FENTER, CHARLES FREDERICK Remains Recovered in Crash Site Excavation - Positive ID Refuted by family 01 JUL 1985
Name: Charles Frederick Fenter Rank/Branch: E3/US Air Force Unit: 16th Special Operations Squadron, Ubon AB, Thailand Date of Birth: 01 November 1953 Home City of Record: Tucson AZ Date of Loss: 21 December 1972 Country of Loss: Laos Loss Coordinates: 152712N 1060048E (XC087086) Status (in 1973): Missing In Action Category: 2 Acft/Vehicle/Ground: AC130A gunship Refno: 1962
Other Personnel In Incident: Rollie Reaid; George D. MacDonald; John Winningham; Francis Walsh; James R. Fuller; Robert T. Elliott; Robert L. Liles; Harry Lagerwall; Paul Meder; Thomas T. Hart; Stanley Kroboth; Delma E. Dickens (all missing/remains returned --see text); Joel R. Birch (remains returned); Richard Williams, Carl E. Stevens (rescued).
Source: Compiled by Homecoming II Project 15 March 1990 with the assistance of one or more of the following: raw data from U.S. Government agency sources, correspondence with POW/MIA families, published sources, interviews. Updated by the P.O.W. NETWORK 1998.
REMARKS: I.R. #22370432 73 - DEAD
SYNOPSIS: An AC130A gunship, "Spectre 17", flown by Capt. Harry R. Lagerwall, departed Ubon Airbase, Thailand on an interdiction mission to interrupt enemy cargo movements along the Ho Chi Minh Trail on December 21, 1972. The crew onboard numbered 16. During the flight to the target, the aircraft was hit by ground fire and after 10 minutes of level flight, the fuel exploded. Two of the crew, Richard Williams and Carl E. Stevens, bailed out safely and were subsequently rescued hours later. The partial body of Joel Birch (an arm) was later recovered some distance away from the crash site.
Heat-sensitive equipment which would pinpoint the location of human beings in the jungles was used to search for the rest of the crew with no success. It was assumed that the missing crewmen were either dead or were no longer in the area.

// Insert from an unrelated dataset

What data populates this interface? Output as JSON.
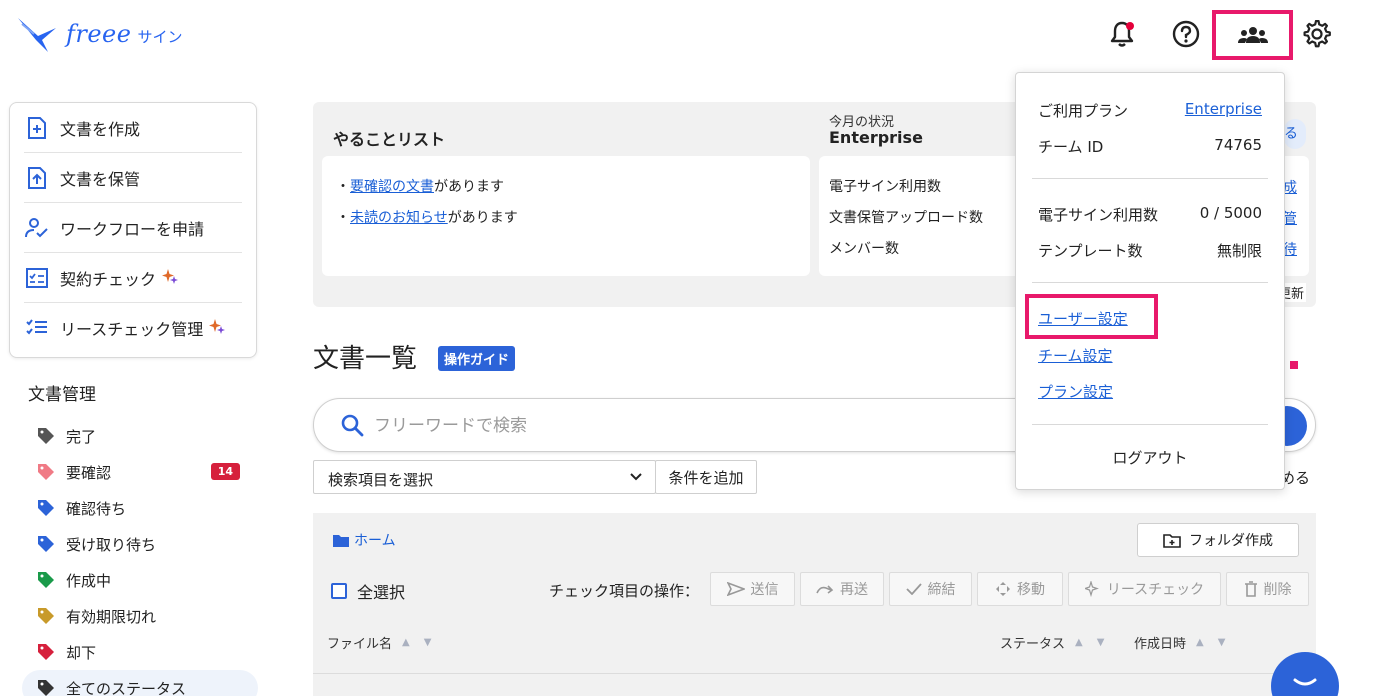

According to intelligence reports, several piles of bloody bandages and 5 deployed parachutes were seen and photographed at the crash site. Also, later requests through the Freedom of Information Act revealed a photo of what appeared to be the initials "TH" stomped in the tall elephant grass near the crash site. A number of reports have been received which indicate Tom Hart, if not others, was still alive as late as 1988.
In the early 1980's a delegation comprised in part of several POW/MIA family members visited the site of the aircraft crash in Laos. Mrs. Anne Hart found material on the ground in the area which she believed to be bone fragment. She photographed the material and turned it over to the U.S. Government.

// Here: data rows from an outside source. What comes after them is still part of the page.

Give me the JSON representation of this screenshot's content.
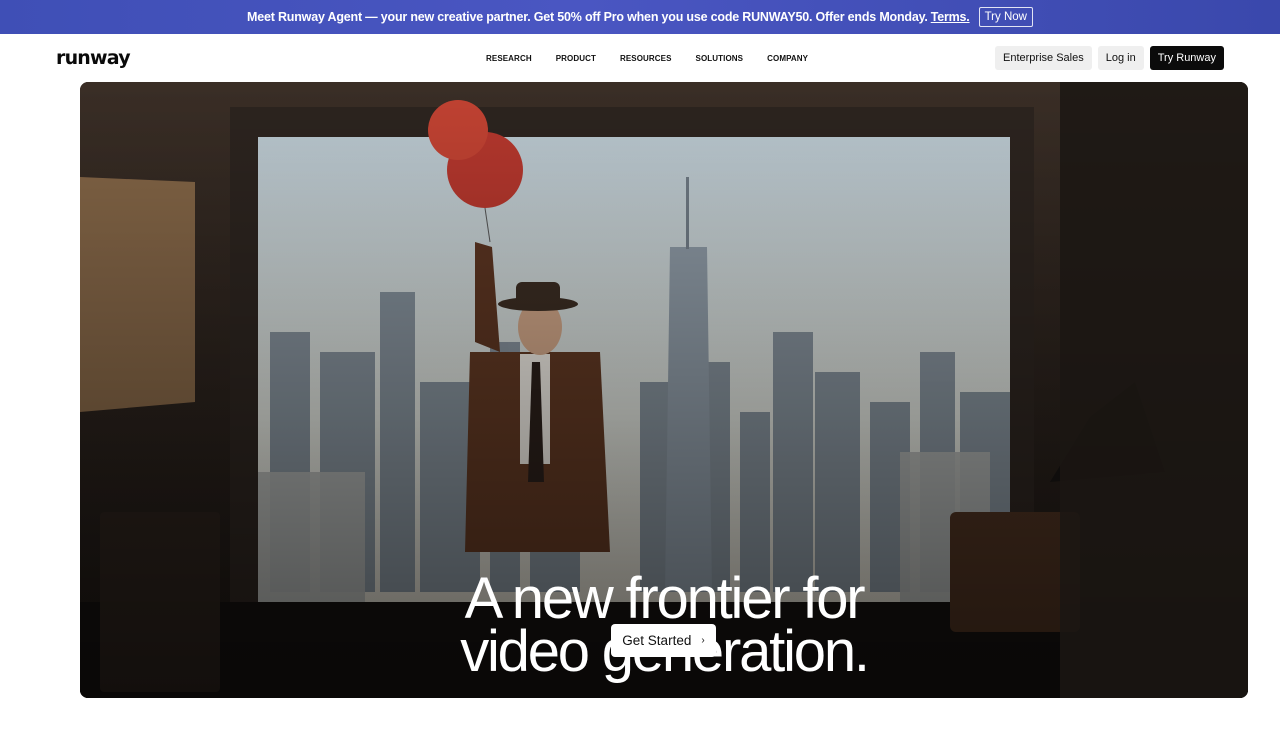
{
  "promo": {
    "message": "Meet Runway Agent — your new creative partner. Get 50% off Pro when you use code RUNWAY50. Offer ends Monday.",
    "terms_label": "Terms.",
    "cta_label": "Try Now"
  },
  "header": {
    "logo": "runway",
    "nav": [
      "RESEARCH",
      "PRODUCT",
      "RESOURCES",
      "SOLUTIONS",
      "COMPANY"
    ],
    "enterprise_label": "Enterprise Sales",
    "login_label": "Log in",
    "try_label": "Try Runway"
  },
  "hero": {
    "title_line1": "A new frontier for",
    "title_line2": "video generation.",
    "cta_label": "Get Started",
    "cta_icon": "chevron-right-icon"
  },
  "colors": {
    "banner": "#4050b8",
    "dark_button": "#0b0b0b",
    "light_button": "#efefef"
  }
}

In February, 1985, a joint excavation of the crash site was done by the U.S. and Laos from which a large number of small bone fragments were found. Analysis by the U.S. Army's Central Identification Laboratory (CIL) in Hawaii reported the positive identification of all 13 missing crewmembers. Some critics dubbed this identificatin "Voodoo Forensics."

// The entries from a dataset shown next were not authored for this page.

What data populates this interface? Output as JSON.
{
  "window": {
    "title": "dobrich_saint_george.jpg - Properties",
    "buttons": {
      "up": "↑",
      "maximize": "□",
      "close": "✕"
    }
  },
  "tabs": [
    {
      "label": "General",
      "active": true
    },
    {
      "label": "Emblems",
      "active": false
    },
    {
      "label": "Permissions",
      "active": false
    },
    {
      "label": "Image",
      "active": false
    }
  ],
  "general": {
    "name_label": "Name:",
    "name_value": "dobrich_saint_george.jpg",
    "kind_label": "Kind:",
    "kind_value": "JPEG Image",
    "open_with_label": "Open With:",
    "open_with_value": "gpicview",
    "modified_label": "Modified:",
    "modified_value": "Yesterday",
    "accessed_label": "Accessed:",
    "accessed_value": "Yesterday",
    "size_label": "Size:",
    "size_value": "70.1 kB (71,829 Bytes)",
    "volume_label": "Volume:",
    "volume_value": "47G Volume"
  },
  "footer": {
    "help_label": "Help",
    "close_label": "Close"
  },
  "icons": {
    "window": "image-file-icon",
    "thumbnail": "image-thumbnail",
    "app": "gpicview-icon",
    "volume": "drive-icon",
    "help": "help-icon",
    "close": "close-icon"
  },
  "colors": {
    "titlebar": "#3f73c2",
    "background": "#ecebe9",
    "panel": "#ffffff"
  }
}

Mrs. Hart was immediately skeptical. She was concerned that the positive identification of all 13 missing men onboard the aircraft had seemed too convenient. She was further concerned that among the remains said to be those of her husband, she found the bone fragment which she had herself found at the crash site location several years before. She believed this was too much of a coincidence.
Anne Hart had an independent analysis of the seven tiny fragments of bone which the government said constituted the remains of her husband. Dr. Michael Charney of Colorado State University, an internationally respected Board Certified Forensic Anthropologist with nearly 50 years of experience in anthropology, conducted the study.
"It is impossible," Charney wrote in his report, "to determine whether these fragments are from LTC Hart or any other individual, whether they are from one individual or several, or whether they are even from any of the crew members of the aircraft in study."
Mrs. Hart refused to accept the remains and sued the government, challenging its identification procedures. Her challenge produced additional criticism of CIL and the techniques it uses in identifying remains. Some scientists, including Charney, charged that CIL deliberately misinterpreted evidence in order to identify remains. They said the Army consistently drew unwarranted conclusions about height, weight, sex and age from tiny bone fragments. Eleven of the "positive" identifications made on the AC130 crew were determined to be scientifically impossible.
"These are conclusions just totally beyond the means of normal identification, our normal limits and even our abnormal limits," said Dr. William Maples, curator of physical anthropology at Florida State Museum.
Among the egregious errors cited by Charney was a piece of pelvic bone that the laboratory mistakenly said was a part of a skull bone and was used to identify Chief Master Sgt. James R. Fuller. The Reaid ID had been made based on bits of upper arm and leg bones and a mangled POW bracelet said to be like one Reaid wore. The MacDonald ID had been made based on the dental records for a single tooth.
Mrs. Hart won her suit against the government. Her husband's identification, as well as that of George MacDonald, was rescinded. The Government no longer claimed that the identifications were positive. However, these two men were listed as "accounted for."
Mrs. Hart's suit on behalf of her husband made it U.S. Government policy for a family to be given the opportunity to seek outside confirmation of any identification of remains said to be their loved ones. Mrs. Hart also believed that the suit was successful in keeping her husband's file open. Reports were still being received related to him.
In 1988, the Air Force forwarded a live sighting report of Tom Hart to Mrs. Hart. The Air Force had concluded the report was false or irrelevant because Tom Hart was "accounted for." Mrs. Hart again went to court to try and ensure that her husband was not abandoned if, indeed, he is still alive. She wanted him put back on the "unaccounted for" list.
In early March, 1990, the 11th Circuit Court of Appeals overturned the lower court decision that had ruled the U.S. Government erred in identifying bone fragments as being the remains of Thomas Hart. The appellate court ruled that the government is free to use "its discretion" in handling the identification of victims of war and that courts should not second-guess government decisions on when to stop searching for soldiers believed to be killed in action.
The court also denied Mrs. Hart's request to have her husband returned to the "unaccounted for" list. "The government must make a practical decision at some point regarding when to discontinue the search for personnel," the court said in its ruling.
Most Americans would make the practical decision to serve their country in war, if asked to do so. Even though there is evidence that some of this crew did not die in the crash of the aircraft, the U.S. Government has made the "practical decision," and obtained the support of the Justice system, to quit looking for them.
How can we allow our government to close the books on men who have not been proven dead whose biggest crime is serving their country? If one or more of them are among the hundreds many believe are still alive in captivity, what must they be thinking of us?
Knowing one could be so callously abandoned, how many will serve when next asked to do so?